Sequence Databases

Information on relevant sequence databases can be found by following the links below. Additionally, the first issue every year of Nucleic Acids Research contains status reports from the curators of the major databases.

dbEST

dbEST is the division of GenBank that contains "single-pass" cDNA sequences, or Expressed Sequence Tags, from a number of organisms.

DDBJ

Entries from the DNA Databank of Japan (DDBJ) are wholly incorporated into GenBank.

EMBL

The EMBL Nucleotide Sequence Database is a comprehensive database of DNA and RNA sequences collected from the scientific literature and patent applications and directly submitted from researchers and sequencing groups. Data collection is done in collaboration with GenBank (USA) and the DNA Databank of Japan (DDBJ).

GenBank

GenBank is the NIH genetic sequence database, an annotated collection of all publicly available DNA sequences. There are approximately 1,622,000,000 bases in 2,356,000 sequence records as of June 1998. The complete release notes for the current version of GenBank are available by FTP. A new release is made every two months. GenBank is part of the International Nucleotide Sequence Database Collaboration, which is comprised of the DNA DataBank of Japan (DDBJ), the European Molecular Biology Laboratory (EMBL), and GenBank at NCBI. These three organizations exchange data on a daily basis.

MSDB

MSDB is a non-identical protein sequence database maintained by the Proteomics Department at the Hammersmith Campus of Imperial College London. MSDB is designed specifically for mass spectrometry applications.

NCBInr

NCBI maintains composite, non-identical protein and nucleic acid databases for their search tools BLAST and Entrez.
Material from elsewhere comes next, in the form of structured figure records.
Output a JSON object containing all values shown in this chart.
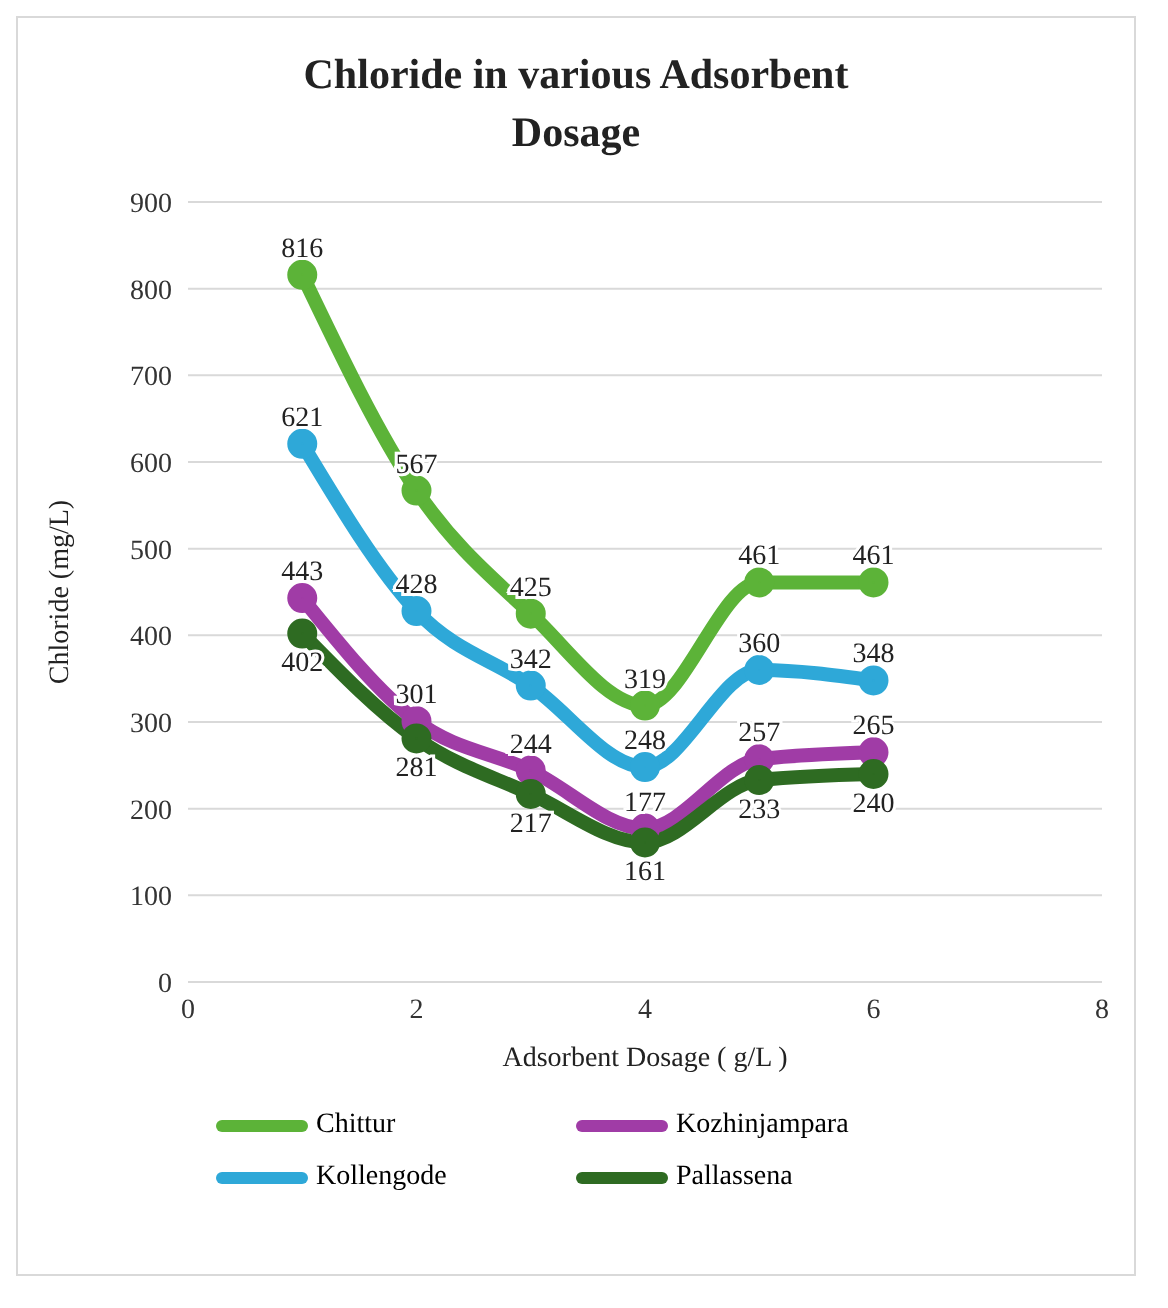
{
  "chart_data": {
    "type": "line",
    "title": "Chloride in various Adsorbent Dosage",
    "xlabel": "Adsorbent Dosage ( g/L )",
    "ylabel": "Chloride (mg/L)",
    "x": [
      1,
      2,
      3,
      4,
      5,
      6
    ],
    "series": [
      {
        "name": "Chittur",
        "color": "#5cb338",
        "values": [
          816,
          567,
          425,
          319,
          461,
          461
        ]
      },
      {
        "name": "Kozhinjampara",
        "color": "#a03ca6",
        "values": [
          443,
          301,
          244,
          177,
          257,
          265
        ]
      },
      {
        "name": "Kollengode",
        "color": "#2ea8d8",
        "values": [
          621,
          428,
          342,
          248,
          360,
          348
        ]
      },
      {
        "name": "Pallassena",
        "color": "#2e6b22",
        "values": [
          402,
          281,
          217,
          161,
          233,
          240
        ]
      }
    ],
    "xlim": [
      0,
      8
    ],
    "xticks": [
      0,
      2,
      4,
      6,
      8
    ],
    "ylim": [
      0,
      900
    ],
    "yticks": [
      0,
      100,
      200,
      300,
      400,
      500,
      600,
      700,
      800,
      900
    ],
    "grid": "y",
    "legend": "bottom",
    "marker": "circle",
    "line_style": "solid",
    "data_labels": true
  }
}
The entries in the protein database, nr , have been compiled from GenBank CDS translations, PIR, SWISS-PROT, PRF, and PDB. NCBI has made strong efforts to cross-reference the sequences in these databases in order to avoid duplication.

OWL

OWL is a non-identical composite of four publicly-available protein databases: SWISS-PROT, PIR (1-3), GenBank (translation) and NRL-3D. OWL has not been updated since May 1999, and should be considered obsolete.

PDB

The Brookhaven Protein Data Bank (PDB) is a database of three-dimensional structures. This means that entries are invariably well characterised, with reliable sequence data which can also be found in the other databases. Entries which are unique to PDB tend to be variant proteins, with distorted structures, which were used to refine a structural determination.

PIR

The PIR (Protein Information Resource) database was initiated at the NBRF in the early 1960's by the late Margaret O. Dayhoff as a collection of sequences for the study of evolutionary relationships among proteins. The database is now an international collaboration of three data centers: the NBRF, the Munich Information Center for Protein Sequences (MIPS), and the Japan International Protein Information Database (JIPID). The three centers cooperate to produce and distribute a single database of `wild-type' protein sequences.

PRF

The Protein Research Foundation of Japan database contains protein sequences abstracted from scientific publications.

Swiss-Prot

Swiss-Prot is a curated protein sequence database which strives to provide a high level of annotations (such as the description of the function of a protein, its domains structure, post-translational modifications, variants, etc), a minimal level of redundancy and high level of integration with other databases. It was established in 1986 and has been maintained collaboratively, since 1987, by the Department of Medical Biochemistry of the University of Geneva and the EMBL Data Library (now the EMBL Outstation of The European Bioinformatics Institute - EBI).